Beautiful stretches of wood create transitions to more comfortable areas, leading you further into the building, making you feel more at home as you stretch away from the showroom. However, complex shapes are set into the pale concrete of the structure to allow light to bounce around into darker corners.
The wood designs owe more to Japanese influences than local – and are mirrored no-where else in Venice. This design language creates some interesting elements which are more prominent when you head upstairs.
It is up here that the real business happens. Broad benches are laid out at standing-desk height to allow people to get their hands on machines. Like downstairs, small offices lead off to the side where salesmen would negotiate their business but are now either empty, stuffed full with storage, or are unlit spaces containing modern Olivetti computers where you can look over the history of the store and browse the internet if you are keen to.
At one end of the top floor is a window that, while looking like an eye staring out over St Mark’s and the rest of Venice, features the most prominent Japanese influence in the structure. It features a sliding wood lattice with another heavier screen for privacy if it needed, all of carefully carved wood with minimal fasteners.
At this end, adding machines are prominently displayed for positioned for demonstrating.
At the other end at the top of the Stairs, there is a lounge and a handful of office suites, along with a garden – this time filled with plants rather than sculpture. Further lattices filter the light coming from the lagoon at the back of the building.
This showroom is an incredible artefact of mid-century modern design, and an important piece of preserved typewriter history. Often as collectors we focus on the typewriters themselves, with very little representation from the world that they existed in.

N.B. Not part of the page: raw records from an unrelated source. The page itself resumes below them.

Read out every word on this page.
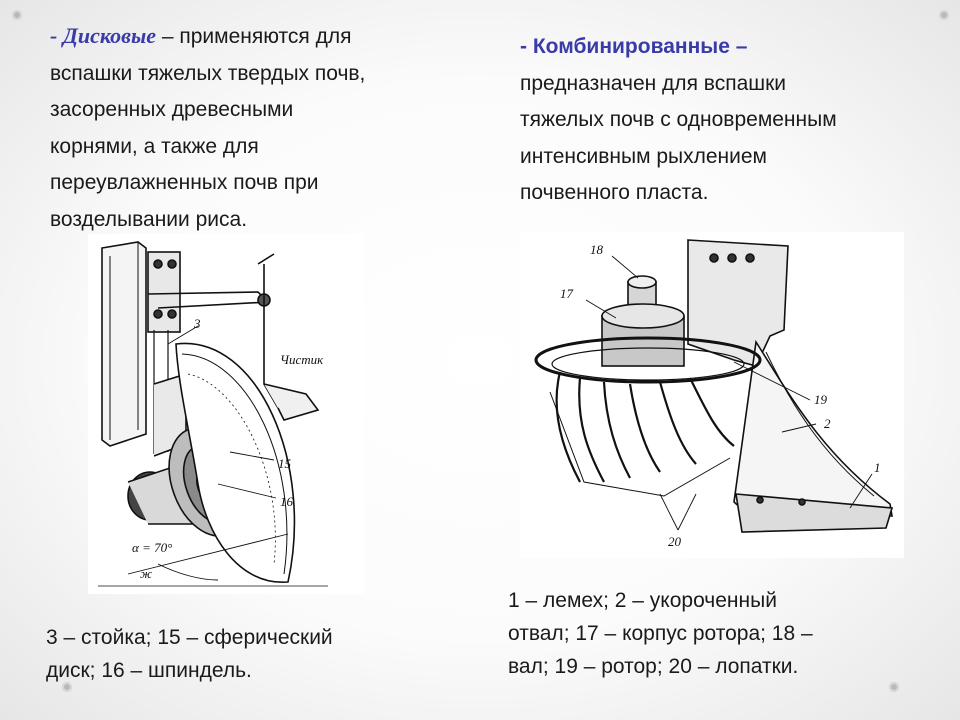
- Дисковые – применяются для
вспашки тяжелых твердых почв,
засоренных древесными
корнями, а также для
переувлажненных почв при
возделывании риса.
- Комбинированные –
предназначен для вспашки
тяжелых почв с одновременным
интенсивным рыхлением
почвенного пласта.
3
Чистик
15
16
α = 70°
ж
18
17
19
2
1
20
3 – стойка; 15 – сферический
диск; 16 – шпиндель.
1 – лемех; 2 – укороченный
отвал; 17 – корпус ротора; 18 –
вал; 19 – ротор; 20 – лопатки.
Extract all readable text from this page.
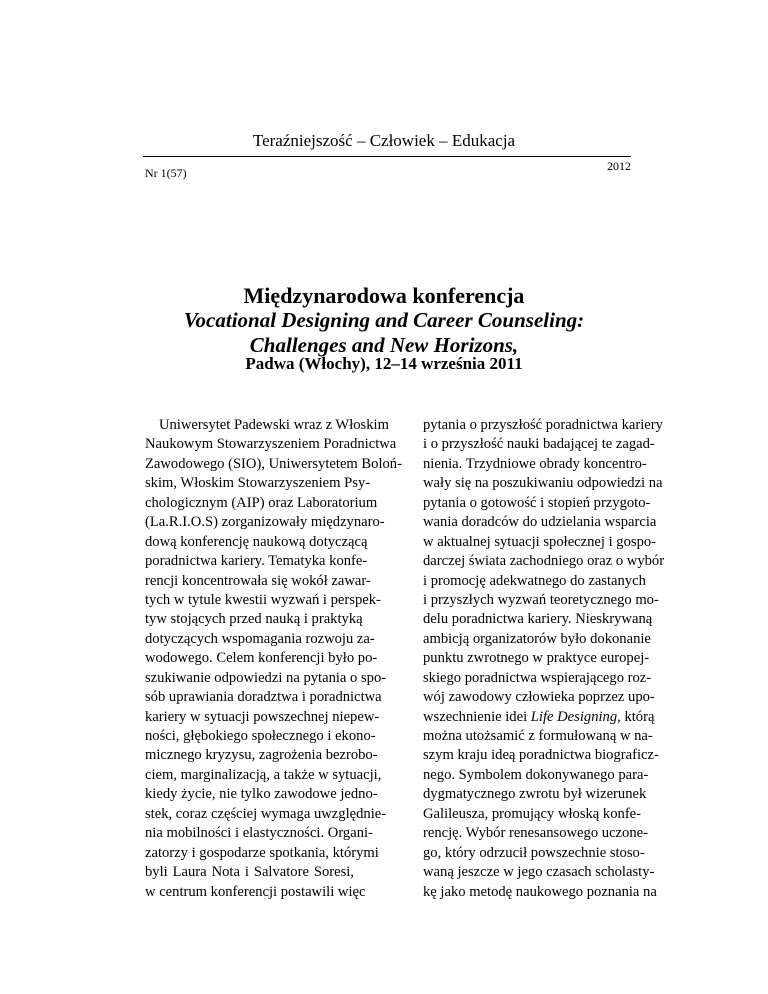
Teraźniejszość – Człowiek – Edukacja
2012
Nr 1(57)
Międzynarodowa konferencja
Vocational Designing and Career Counseling:
Challenges and New Horizons,
Padwa (Włochy), 12–14 września 2011
Uniwersytet Padewski wraz z Włoskim
Naukowym Stowarzyszeniem Poradnictwa
Zawodowego (SIO), Uniwersytetem Boloń-
skim, Włoskim Stowarzyszeniem Psy-
chologicznym (AIP) oraz Laboratorium
(La.R.I.O.S) zorganizowały międzynaro-
dową konferencję naukową dotyczącą
poradnictwa kariery. Tematyka konfe-
rencji koncentrowała się wokół zawar-
tych w tytule kwestii wyzwań i perspek-
tyw stojących przed nauką i praktyką
dotyczących wspomagania rozwoju za-
wodowego. Celem konferencji było po-
szukiwanie odpowiedzi na pytania o spo-
sób uprawiania doradztwa i poradnictwa
kariery w sytuacji powszechnej niepew-
ności, głębokiego społecznego i ekono-
micznego kryzysu, zagrożenia bezrobo-
ciem, marginalizacją, a także w sytuacji,
kiedy życie, nie tylko zawodowe jedno-
stek, coraz częściej wymaga uwzględnie-
nia mobilności i elastyczności. Organi-
zatorzy i gospodarze spotkania, którymi
byli Laura Nota i Salvatore Soresi,
w centrum konferencji postawili więc
pytania o przyszłość poradnictwa kariery
i o przyszłość nauki badającej te zagad-
nienia. Trzydniowe obrady koncentro-
wały się na poszukiwaniu odpowiedzi na
pytania o gotowość i stopień przygoto-
wania doradców do udzielania wsparcia
w aktualnej sytuacji społecznej i gospo-
darczej świata zachodniego oraz o wybór
i promocję adekwatnego do zastanych
i przyszłych wyzwań teoretycznego mo-
delu poradnictwa kariery. Nieskrywaną
ambicją organizatorów było dokonanie
punktu zwrotnego w praktyce europej-
skiego poradnictwa wspierającego roz-
wój zawodowy człowieka poprzez upo-
wszechnienie idei Life Designing, którą
można utożsamić z formułowaną w na-
szym kraju ideą poradnictwa biograficz-
nego. Symbolem dokonywanego para-
dygmatycznego zwrotu był wizerunek
Galileusza, promujący włoską konfe-
rencję. Wybór renesansowego uczone-
go, który odrzucił powszechnie stoso-
waną jeszcze w jego czasach scholasty-
kę jako metodę naukowego poznania na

Here you can almost feel the ghosts of the businessmen holidaying in Venice, opting for a moment to evaluate equipment purchases for their offices. Or perhaps travelling writers and journalists dropping in to a store amongst the high-fashion fronts looking for an elegant and graceful machine to replace the old hacker they have.
Amongst the fashion houses, it seems almost strange to have such a showroom. But then again… There are plenty of icons of fashion who have been seen with a crafty yet sexy Olivetti.